Pauline Oliveros

Pauline Oliveros’ (1932 – 2016) life as a composer, performer and humanitarian was about opening her own and others’ sensibilities to the universe and facets of sounds. Her career spanned 50 years of boundary dissolving music making. In the 1950s, she was part of a circle of iconoclastic composers, artists, poets gathered together in San Francisco. In the 1960s, she influenced American music profoundly through her work with improvisation, meditation, electronic music, myth and ritual.

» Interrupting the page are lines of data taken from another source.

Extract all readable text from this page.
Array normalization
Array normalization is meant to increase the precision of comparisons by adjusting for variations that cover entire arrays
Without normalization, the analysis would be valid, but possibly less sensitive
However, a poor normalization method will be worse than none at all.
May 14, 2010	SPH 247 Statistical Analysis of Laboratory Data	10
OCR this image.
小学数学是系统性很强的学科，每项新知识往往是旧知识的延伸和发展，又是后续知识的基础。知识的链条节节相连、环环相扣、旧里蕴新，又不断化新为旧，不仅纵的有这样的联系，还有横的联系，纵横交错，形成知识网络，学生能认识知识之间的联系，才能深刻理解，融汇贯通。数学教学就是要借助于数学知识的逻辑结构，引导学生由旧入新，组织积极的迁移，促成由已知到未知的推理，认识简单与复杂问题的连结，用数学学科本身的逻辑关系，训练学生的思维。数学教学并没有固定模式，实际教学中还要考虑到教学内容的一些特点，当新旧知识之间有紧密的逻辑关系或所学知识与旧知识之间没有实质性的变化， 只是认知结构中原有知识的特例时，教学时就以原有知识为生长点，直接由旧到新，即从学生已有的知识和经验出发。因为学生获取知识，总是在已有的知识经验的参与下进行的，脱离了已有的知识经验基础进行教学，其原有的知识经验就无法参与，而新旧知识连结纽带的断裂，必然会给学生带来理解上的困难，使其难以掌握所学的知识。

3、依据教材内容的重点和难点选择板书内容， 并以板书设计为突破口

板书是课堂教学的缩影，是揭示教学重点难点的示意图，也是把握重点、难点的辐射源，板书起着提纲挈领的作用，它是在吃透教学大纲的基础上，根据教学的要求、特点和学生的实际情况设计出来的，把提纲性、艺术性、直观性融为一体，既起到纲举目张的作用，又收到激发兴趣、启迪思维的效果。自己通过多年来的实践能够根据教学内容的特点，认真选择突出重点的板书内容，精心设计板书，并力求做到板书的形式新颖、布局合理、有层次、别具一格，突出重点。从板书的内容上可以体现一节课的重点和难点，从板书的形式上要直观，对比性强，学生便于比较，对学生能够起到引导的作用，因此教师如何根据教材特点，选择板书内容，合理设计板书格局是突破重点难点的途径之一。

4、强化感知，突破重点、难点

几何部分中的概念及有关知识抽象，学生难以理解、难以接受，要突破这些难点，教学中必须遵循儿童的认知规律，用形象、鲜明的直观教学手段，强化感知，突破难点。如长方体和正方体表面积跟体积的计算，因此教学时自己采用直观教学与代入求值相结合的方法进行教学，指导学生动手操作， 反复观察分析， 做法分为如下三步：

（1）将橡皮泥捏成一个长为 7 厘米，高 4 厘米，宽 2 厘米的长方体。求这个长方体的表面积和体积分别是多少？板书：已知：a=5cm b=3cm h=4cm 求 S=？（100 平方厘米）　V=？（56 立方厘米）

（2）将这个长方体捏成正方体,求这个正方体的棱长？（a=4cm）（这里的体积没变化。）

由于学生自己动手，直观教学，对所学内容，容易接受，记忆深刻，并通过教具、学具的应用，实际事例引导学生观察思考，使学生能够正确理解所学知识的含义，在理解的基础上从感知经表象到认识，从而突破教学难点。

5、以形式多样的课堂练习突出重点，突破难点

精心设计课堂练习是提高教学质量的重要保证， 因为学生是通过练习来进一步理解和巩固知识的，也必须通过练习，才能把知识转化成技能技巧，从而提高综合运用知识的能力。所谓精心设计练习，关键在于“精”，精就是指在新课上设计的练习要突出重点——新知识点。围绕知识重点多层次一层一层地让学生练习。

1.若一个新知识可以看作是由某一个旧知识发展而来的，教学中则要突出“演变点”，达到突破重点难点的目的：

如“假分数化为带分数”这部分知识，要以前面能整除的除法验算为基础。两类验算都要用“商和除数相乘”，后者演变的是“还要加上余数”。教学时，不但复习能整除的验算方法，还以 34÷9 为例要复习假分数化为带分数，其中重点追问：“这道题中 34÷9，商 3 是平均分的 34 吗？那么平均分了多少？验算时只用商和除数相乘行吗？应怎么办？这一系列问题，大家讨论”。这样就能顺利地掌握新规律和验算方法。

She was the recipient of four Honorary Doctorates and among her many recent awards were the William Schuman Award for Lifetime Achievement, Columbia University in New York, The Giga-Hertz-Award for Lifetime Achievement in Electronic Music from ZKM (Center for Art and Media) in Karlsruhe and the John Cage Award from the Foundation of Contemporary Arts.

Oliveros was Distinguished Research Professor of Music at Rensselaer Polytechnic Institute, Troy, New York and Darius Milhaud Artist-in-Residence at Mills College. She founded „Deep Listening®“,  which came from her childhood fascination with sounds and from her works in concert music with composition, improvisation and electro-acoustics. She described Deep Listening as a way of listening in every possible way to everything possible to hear no matter what you are doing. Such intense listening includes the sounds of daily life, of nature, of one’s own thoughts as well as musical sounds.

„Deep Listening is my life practice,“ Oliveros explained, simply. Oliveros founded Deep Listening Institute, formerly Pauline Oliveros Foundation, now the Center For Deep Listening at Rensselaer. Her creative work is currently disseminated through The Pauline Oliveros Trust and the Ministry of Maåt, Inc.